Deciphering the roots of youth identity in black youths may best be understood through Marxist frameworks when regarding class struggle and desire for aspirational success within the Proletariat. The focus of this essay explores how these social backgrounds of the black working class have prescribed trajectories which they do not necessarily conform to; in other ways they culturally aspire through various paths, such as sport or music. Riegle-Crumb, Moore and Ramos-Wada (2011) highlight the racial indifferences that blacks go through when hypothesising their generic occupational trajectories, suggesting that they have similar aspirations to study subjects like maths and science than their white middle-class peers, but their achievement levels are not matching their aspirational goals. However, it is predominantly through different vocational practices that people from these backgrounds and ethnicities are succeeding in the modern era. Notably sport and music are two industries famous for allowing broader black communities to bend their aspirations against systematic longstanding inequality (Wright, Standen and Patel, 2009). In short, industries like these, where black youths can financially and socially excel to extraordinary levels, challenge traditional Marxist views on class frictions as well as oppose historical hegemonic domination of the Bourgeoisie in wider society (Gramsci, 1971; Wright, Standen and Patel, 2009). Sports industries such as football, and music genres such as Hip-Hop/Rap are predominantly dominated by males (Dyson, 2004; Dunning, 1986). It is therefore crucial to understand the influence of the relationship between class relations and hegemonic masculinity to further explore the aspect of aspiration in effecting youth identity-talk more about masculinity and change.

Football culture is a place ‘where individuals learn to ‘adapt to a given social system’ (Eitzen and Sage, 1989: 77). This suggests that social constructs such as fans can ‘adapt’ and morph into given social situations, which may help to explain why some working-class youths want to get to levels of fame and quality where they can join into the social system of celebrity. This would be one way of explaining aspiration and how the base construct of the sport; the coaching, can impact at all levels of development. It is a ‘weak form’ of socialisation, as Bourdieu (1988: 56) explores, that a group such as footballing youths, ‘must reproduce [pre-existing social knowledge] in order to reproduce itself’ in order to produce an identity (Margolis & Romero, 1998 cited in Cushion and Jones, 2014). Youth identity in football therefore builds on itself through past knowledges and helps describe the fabrics of class background and masculine hegemony in shaping identity in the black working class who aspire to sport.

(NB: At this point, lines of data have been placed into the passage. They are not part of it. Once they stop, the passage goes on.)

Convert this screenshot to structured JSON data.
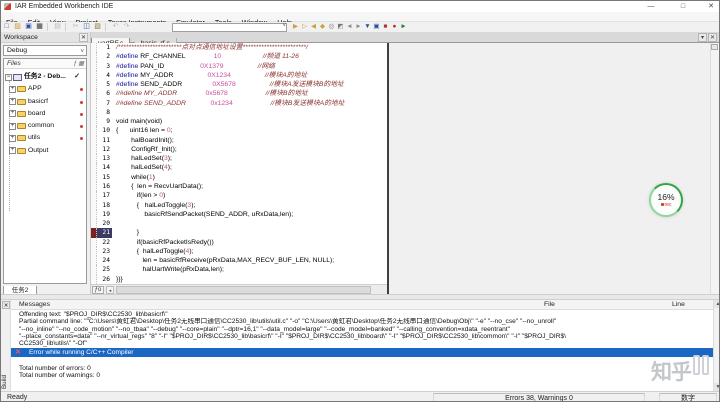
{
  "window": {
    "title": "IAR Embedded Workbench IDE",
    "min": "—",
    "max": "□",
    "close": "✕"
  },
  "menu": {
    "items": [
      "File",
      "Edit",
      "View",
      "Project",
      "Texas Instruments",
      "Emulator",
      "Tools",
      "Window",
      "Help"
    ]
  },
  "toolbar": {
    "buttons": [
      {
        "name": "new-document",
        "glyph": "□",
        "color": "#5a5a5a"
      },
      {
        "name": "open-file",
        "glyph": "▨",
        "color": "#c79a2e"
      },
      {
        "name": "save",
        "glyph": "▣",
        "color": "#2b4ea0"
      },
      {
        "name": "save-all",
        "glyph": "▦",
        "color": "#30302f"
      },
      {
        "sep": true
      },
      {
        "name": "print",
        "glyph": "▤",
        "off": true
      },
      {
        "sep": true
      },
      {
        "name": "cut",
        "glyph": "✂",
        "off": true
      },
      {
        "name": "copy",
        "glyph": "◫",
        "color": "#3a5da8"
      },
      {
        "name": "paste",
        "glyph": "▧",
        "color": "#8a7a3a"
      },
      {
        "sep": true
      },
      {
        "name": "undo",
        "glyph": "↶",
        "off": true
      },
      {
        "name": "redo",
        "glyph": "↷",
        "off": true
      },
      {
        "combo": true
      },
      {
        "name": "find",
        "glyph": "▶",
        "color": "#c8a23a",
        "sm": true
      },
      {
        "name": "find-next",
        "glyph": "▷",
        "color": "#c8a23a",
        "sm": true
      },
      {
        "name": "find-previous",
        "glyph": "◀",
        "color": "#c8a23a",
        "sm": true
      },
      {
        "name": "replace",
        "glyph": "◆",
        "color": "#c8a23a",
        "sm": true
      },
      {
        "name": "go-to",
        "glyph": "◎",
        "color": "#777777",
        "sm": true
      },
      {
        "name": "toggle-bookmark",
        "glyph": "◩",
        "color": "#777777",
        "sm": true
      },
      {
        "name": "navigate-back",
        "glyph": "◄",
        "color": "#8a8a8a",
        "sm": true
      },
      {
        "name": "navigate-forward",
        "glyph": "►",
        "color": "#8a8a8a",
        "sm": true
      },
      {
        "name": "make",
        "glyph": "▼",
        "color": "#2b4ea0",
        "sm": true
      },
      {
        "name": "compile",
        "glyph": "▣",
        "color": "#2b4ea0",
        "sm": true
      },
      {
        "name": "stop-build",
        "glyph": "■",
        "color": "#b23333",
        "sm": true
      },
      {
        "name": "debug",
        "glyph": "●",
        "color": "#b3262a",
        "sm": true
      },
      {
        "name": "download-and-debug",
        "glyph": "►",
        "color": "#1f7a2d",
        "sm": true
      }
    ],
    "find_combo_value": ""
  },
  "workspace": {
    "title": "Workspace",
    "config": "Debug",
    "files_header": "Files",
    "bottom_tab": "任务2",
    "tree": [
      {
        "name": "project-root",
        "label": "任务2 - Deb...",
        "root": true,
        "check": true
      },
      {
        "name": "folder-app",
        "label": "APP",
        "dot": true
      },
      {
        "name": "folder-basicrf",
        "label": "basicrf",
        "dot": true
      },
      {
        "name": "folder-board",
        "label": "board",
        "dot": true
      },
      {
        "name": "folder-common",
        "label": "common",
        "dot": true
      },
      {
        "name": "folder-utils",
        "label": "utils",
        "dot": true
      },
      {
        "name": "folder-output",
        "label": "Output",
        "dot": false
      }
    ]
  },
  "editor": {
    "tabs": [
      {
        "label": "uartRF.c",
        "active": true
      },
      {
        "label": "basic_rf.c",
        "active": false
      }
    ],
    "current_line": 21,
    "code": [
      {
        "n": 1,
        "s": [
          [
            "/************************点对点通信地址设置************************/",
            "c"
          ]
        ]
      },
      {
        "n": 2,
        "s": [
          [
            "#define",
            "p"
          ],
          [
            " RF_CHANNEL               ",
            "t"
          ],
          [
            "10",
            "n"
          ],
          [
            "                      ",
            "t"
          ],
          [
            "//频道 11-26",
            "c"
          ]
        ]
      },
      {
        "n": 3,
        "s": [
          [
            "#define",
            "p"
          ],
          [
            " PAN_ID                   ",
            "t"
          ],
          [
            "0X1379",
            "n"
          ],
          [
            "                  ",
            "t"
          ],
          [
            "//网络",
            "c"
          ]
        ]
      },
      {
        "n": 4,
        "s": [
          [
            "#define",
            "p"
          ],
          [
            " MY_ADDR                  ",
            "t"
          ],
          [
            "0X1234",
            "n"
          ],
          [
            "                  ",
            "t"
          ],
          [
            "//模块A的地址",
            "c"
          ]
        ]
      },
      {
        "n": 5,
        "s": [
          [
            "#define",
            "p"
          ],
          [
            " SEND_ADDR                ",
            "t"
          ],
          [
            "0X5678",
            "n"
          ],
          [
            "                  ",
            "t"
          ],
          [
            "//模块A发送模块B的地址",
            "c"
          ]
        ]
      },
      {
        "n": 6,
        "s": [
          [
            "//#define MY_ADDR               ",
            "c"
          ],
          [
            "0x5678",
            "n"
          ],
          [
            "                    ",
            "t"
          ],
          [
            "//模块B的地址",
            "c"
          ]
        ]
      },
      {
        "n": 7,
        "s": [
          [
            "//#define SEND_ADDR             ",
            "c"
          ],
          [
            "0x1234",
            "n"
          ],
          [
            "                    ",
            "t"
          ],
          [
            "//模块B发送模块A的地址",
            "c"
          ]
        ]
      },
      {
        "n": 8,
        "s": []
      },
      {
        "n": 9,
        "s": [
          [
            "void main(void)",
            "t"
          ]
        ]
      },
      {
        "n": 10,
        "s": [
          [
            "{      uint16 len = ",
            "t"
          ],
          [
            "0",
            "n"
          ],
          [
            ";",
            "t"
          ]
        ]
      },
      {
        "n": 11,
        "s": [
          [
            "        halBoardInit();",
            "t"
          ]
        ]
      },
      {
        "n": 12,
        "s": [
          [
            "        ConfigRf_Init();",
            "t"
          ]
        ]
      },
      {
        "n": 13,
        "s": [
          [
            "        halLedSet(",
            "t"
          ],
          [
            "3",
            "n"
          ],
          [
            ");",
            "t"
          ]
        ]
      },
      {
        "n": 14,
        "s": [
          [
            "        halLedSet(",
            "t"
          ],
          [
            "4",
            "n"
          ],
          [
            ");",
            "t"
          ]
        ]
      },
      {
        "n": 15,
        "s": [
          [
            "        while(",
            "t"
          ],
          [
            "1",
            "n"
          ],
          [
            ")",
            "t"
          ]
        ]
      },
      {
        "n": 16,
        "s": [
          [
            "        {  len = RecvUartData();",
            "t"
          ]
        ]
      },
      {
        "n": 17,
        "s": [
          [
            "           if(len > ",
            "t"
          ],
          [
            "0",
            "n"
          ],
          [
            ")",
            "t"
          ]
        ]
      },
      {
        "n": 18,
        "s": [
          [
            "           {   halLedToggle(",
            "t"
          ],
          [
            "3",
            "n"
          ],
          [
            ");",
            "t"
          ]
        ]
      },
      {
        "n": 19,
        "s": [
          [
            "               basicRfSendPacket(SEND_ADDR, uRxData,len);",
            "t"
          ]
        ]
      },
      {
        "n": 20,
        "s": []
      },
      {
        "n": 21,
        "s": [
          [
            "           }",
            "t"
          ]
        ]
      },
      {
        "n": 22,
        "s": [
          [
            "           if(basicRfPacketIsRedy())",
            "t"
          ]
        ]
      },
      {
        "n": 23,
        "s": [
          [
            "           {  halLedToggle(",
            "t"
          ],
          [
            "4",
            "n"
          ],
          [
            ");",
            "t"
          ]
        ]
      },
      {
        "n": 24,
        "s": [
          [
            "              len = basicRfReceive(pRxData,MAX_RECV_BUF_LEN, NULL);",
            "t"
          ]
        ]
      },
      {
        "n": 25,
        "s": [
          [
            "              halUartWrite(pRxData,len);",
            "t"
          ]
        ]
      },
      {
        "n": 26,
        "s": [
          [
            "}}}",
            "t"
          ]
        ]
      }
    ]
  },
  "messages": {
    "build_tab": "Build",
    "header": "Messages",
    "col_file": "File",
    "col_line": "Line",
    "rows": [
      {
        "type": "normal",
        "text": "Offending text: \"$PROJ_DIR$\\CC2530_lib\\basicrf\\\""
      },
      {
        "type": "normal",
        "text": "Partial command line: \"\"C:\\Users\\黄虹君\\Desktop\\任务2无线串口通信\\CC2530_lib\\utils\\util.c\" \"-o\" \"C:\\Users\\黄虹君\\Desktop\\任务2无线串口通信\\Debug\\Obj\\\" \"-e\" \"--no_cse\" \"--no_unroll\""
      },
      {
        "type": "normal",
        "text": "\"--no_inline\" \"--no_code_motion\" \"--no_tbaa\" \"--debug\" \"--core=plain\" \"--dptr=16,1\" \"--data_model=large\" \"--code_model=banked\" \"--calling_convention=xdata_reentrant\""
      },
      {
        "type": "normal",
        "text": "\"--place_constants=data\" \"--nr_virtual_regs\" \"8\" \"-I\" \"$PROJ_DIR$\\CC2530_lib\\basicrf\\\" \"-I\" \"$PROJ_DIR$\\CC2530_lib\\board\\\" \"-I\" \"$PROJ_DIR$\\CC2530_lib\\common\\\" \"-I\" \"$PROJ_DIR$\\"
      },
      {
        "type": "normal",
        "text": "CC2530_lib\\utils\\\" \"-Of\""
      },
      {
        "type": "error",
        "text": "Error while running C/C++ Compiler"
      },
      {
        "type": "normal",
        "text": ""
      },
      {
        "type": "normal",
        "text": "Total number of errors: 0"
      },
      {
        "type": "normal",
        "text": "Total number of warnings: 0"
      }
    ]
  },
  "status": {
    "ready": "Ready",
    "errors": "Errors 38, Warnings 0",
    "numlock": "数字"
  },
  "overlay": {
    "percent": "16%",
    "rec": "rec"
  },
  "watermark": {
    "text": "知乎"
  },
  "colors": {
    "error_row": "#1b67c4",
    "comment": "#8b3332",
    "number": "#c94f9b",
    "preprocessor": "#14149b",
    "record_ring": "#2ea843"
  }
}
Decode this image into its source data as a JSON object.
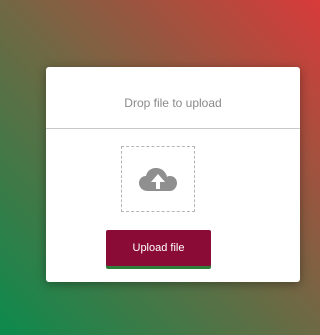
{
  "upload_card": {
    "title": "Drop file to upload",
    "drop_zone_icon": "cloud-upload-icon",
    "button_label": "Upload file"
  },
  "colors": {
    "button_background": "#8b0b37",
    "button_underline": "#2e7d3a",
    "gradient_start": "#0c8b4c",
    "gradient_end": "#d83a3a"
  }
}
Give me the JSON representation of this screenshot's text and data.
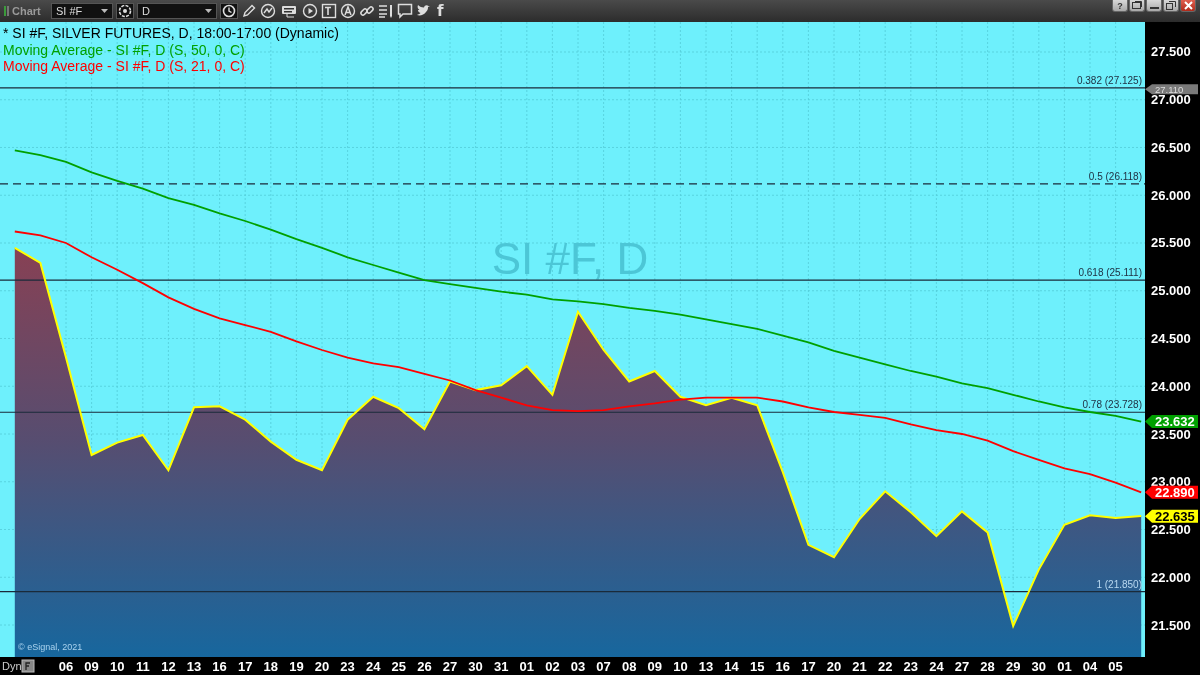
{
  "window": {
    "title": "Chart",
    "help": "?"
  },
  "toolbar": {
    "symbol": "SI #F",
    "interval": "D",
    "share_letter": "f"
  },
  "chart": {
    "watermark": "SI #F, D",
    "copyright": "© eSignal, 2021",
    "mode": "Dyn",
    "last_value_tags": [
      "23.632",
      "22.890",
      "22.635"
    ],
    "chart_data": {
      "type": "line",
      "grid": true,
      "categories": [
        null,
        null,
        "06",
        "09",
        "10",
        "11",
        "12",
        "13",
        "16",
        "17",
        "18",
        "19",
        "20",
        "23",
        "24",
        "25",
        "26",
        "27",
        "30",
        "31",
        "01",
        "02",
        "03",
        "07",
        "08",
        "09",
        "10",
        "13",
        "14",
        "15",
        "16",
        "17",
        "20",
        "21",
        "22",
        "23",
        "24",
        "27",
        "28",
        "29",
        "30",
        "01",
        "04",
        "05",
        null
      ],
      "ylim": [
        21.165,
        27.814
      ],
      "yticks": [
        {
          "value": 21.5,
          "label": "21.500"
        },
        {
          "value": 22,
          "label": "22.000"
        },
        {
          "value": 22.5,
          "label": "22.500"
        },
        {
          "value": 23,
          "label": "23.000"
        },
        {
          "value": 23.5,
          "label": "23.500"
        },
        {
          "value": 24,
          "label": "24.000"
        },
        {
          "value": 24.5,
          "label": "24.500"
        },
        {
          "value": 25,
          "label": "25.000"
        },
        {
          "value": 25.5,
          "label": "25.500"
        },
        {
          "value": 26,
          "label": "26.000"
        },
        {
          "value": 26.5,
          "label": "26.500"
        },
        {
          "value": 27,
          "label": "27.000"
        },
        {
          "value": 27.5,
          "label": "27.500"
        }
      ],
      "series": [
        {
          "name": "* SI #F, SILVER FUTURES, D, 18:00-17:00 (Dynamic)",
          "color": "#ffff00",
          "values": [
            25.45,
            25.29,
            24.3,
            23.28,
            23.41,
            23.49,
            23.12,
            23.78,
            23.79,
            23.65,
            23.42,
            23.23,
            23.12,
            23.65,
            23.89,
            23.77,
            23.55,
            24.05,
            23.96,
            24.01,
            24.21,
            23.91,
            24.78,
            24.38,
            24.05,
            24.16,
            23.89,
            23.8,
            23.88,
            23.8,
            23.1,
            22.34,
            22.21,
            22.61,
            22.9,
            22.68,
            22.43,
            22.69,
            22.47,
            21.49,
            22.08,
            22.55,
            22.65,
            22.62,
            22.64
          ]
        },
        {
          "name": "Moving Average - SI #F, D (S, 50, 0, C)",
          "color": "#00a000",
          "values": [
            26.47,
            26.42,
            26.35,
            26.24,
            26.15,
            26.07,
            25.97,
            25.9,
            25.81,
            25.73,
            25.64,
            25.54,
            25.45,
            25.35,
            25.27,
            25.19,
            25.11,
            25.07,
            25.03,
            24.99,
            24.96,
            24.91,
            24.89,
            24.86,
            24.82,
            24.79,
            24.75,
            24.7,
            24.65,
            24.6,
            24.53,
            24.46,
            24.37,
            24.3,
            24.23,
            24.16,
            24.1,
            24.03,
            23.98,
            23.91,
            23.84,
            23.78,
            23.73,
            23.69,
            23.63
          ]
        },
        {
          "name": "Moving Average - SI #F, D (S, 21, 0, C)",
          "color": "#ff0000",
          "values": [
            25.62,
            25.58,
            25.5,
            25.35,
            25.22,
            25.08,
            24.93,
            24.81,
            24.71,
            24.64,
            24.57,
            24.47,
            24.38,
            24.3,
            24.24,
            24.2,
            24.13,
            24.06,
            23.96,
            23.88,
            23.8,
            23.75,
            23.74,
            23.75,
            23.79,
            23.82,
            23.86,
            23.88,
            23.88,
            23.88,
            23.84,
            23.78,
            23.73,
            23.7,
            23.67,
            23.6,
            23.54,
            23.5,
            23.43,
            23.32,
            23.23,
            23.14,
            23.08,
            22.99,
            22.89
          ]
        }
      ],
      "ref_lines": [
        {
          "axis": "y",
          "value": 27.125,
          "label": "0.382 (27.125)"
        },
        {
          "axis": "y",
          "value": 26.118,
          "label": "0.5 (26.118)"
        },
        {
          "axis": "y",
          "value": 25.111,
          "label": "0.618 (25.111)"
        },
        {
          "axis": "y",
          "value": 23.728,
          "label": "0.78 (23.728)"
        },
        {
          "axis": "y",
          "value": 21.85,
          "label": "1 (21.850)"
        }
      ],
      "annotations": [
        "27.110"
      ]
    }
  }
}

Football and Hip-Hop music are two vocations which have almost negative connotations surrounding their power to exert hegemonic masculinity, mainly because males commercially dominate the industries (Boyd, 2008). This is wider spread than just the players and rappers themselves, as much of their fan base are male dominated and often from poorer backgrounds (Morrell & Duncan-Andrade, 2002). It is not surprising then, that hegemony is heavily injected into the gender frameworks of the male fan in both industries. Connell (1990: 83) highlights the linkages of hegemonic masculinity and football fan-culture as they both simultaneously promote ‘toughness and competitiveness’ as a direct result of masculinity. Fanbases, especially in the case of football, are often seen as thuggish and the hooliganism surrounding the sport is almost down to male domination and hegemony of the social construct of the football world (Radmann, 2014). Academia is saturated with research into class identity and the social behaviours that these often large male groups simultaneously display (Davis, 2015). However, it could be argued that large social organisations and structures like fanbases or team supporters create a sense of community that working-class boys can identify with that they cannot elsewhere in the deprived areas of which they originate from. They can in fact be an ‘empowerment tool’ for black Male youths, especially rappers, as it gives them an opportunity to express themselves in the way that they feel comfortable and powerful in (Sims, 2011). Fans understand these struggles of expression and therefore easily identify and grow to appreciate and respect their idols even more; yet at the same time remaining humble to their social origins. Even so, it is obvious that the industries and the fans bolstering them are heavily masculine, and not so much idealised masculinity due to their bad reputations, despite being empowerment tools in asserting authentic identities (Sims, 2011).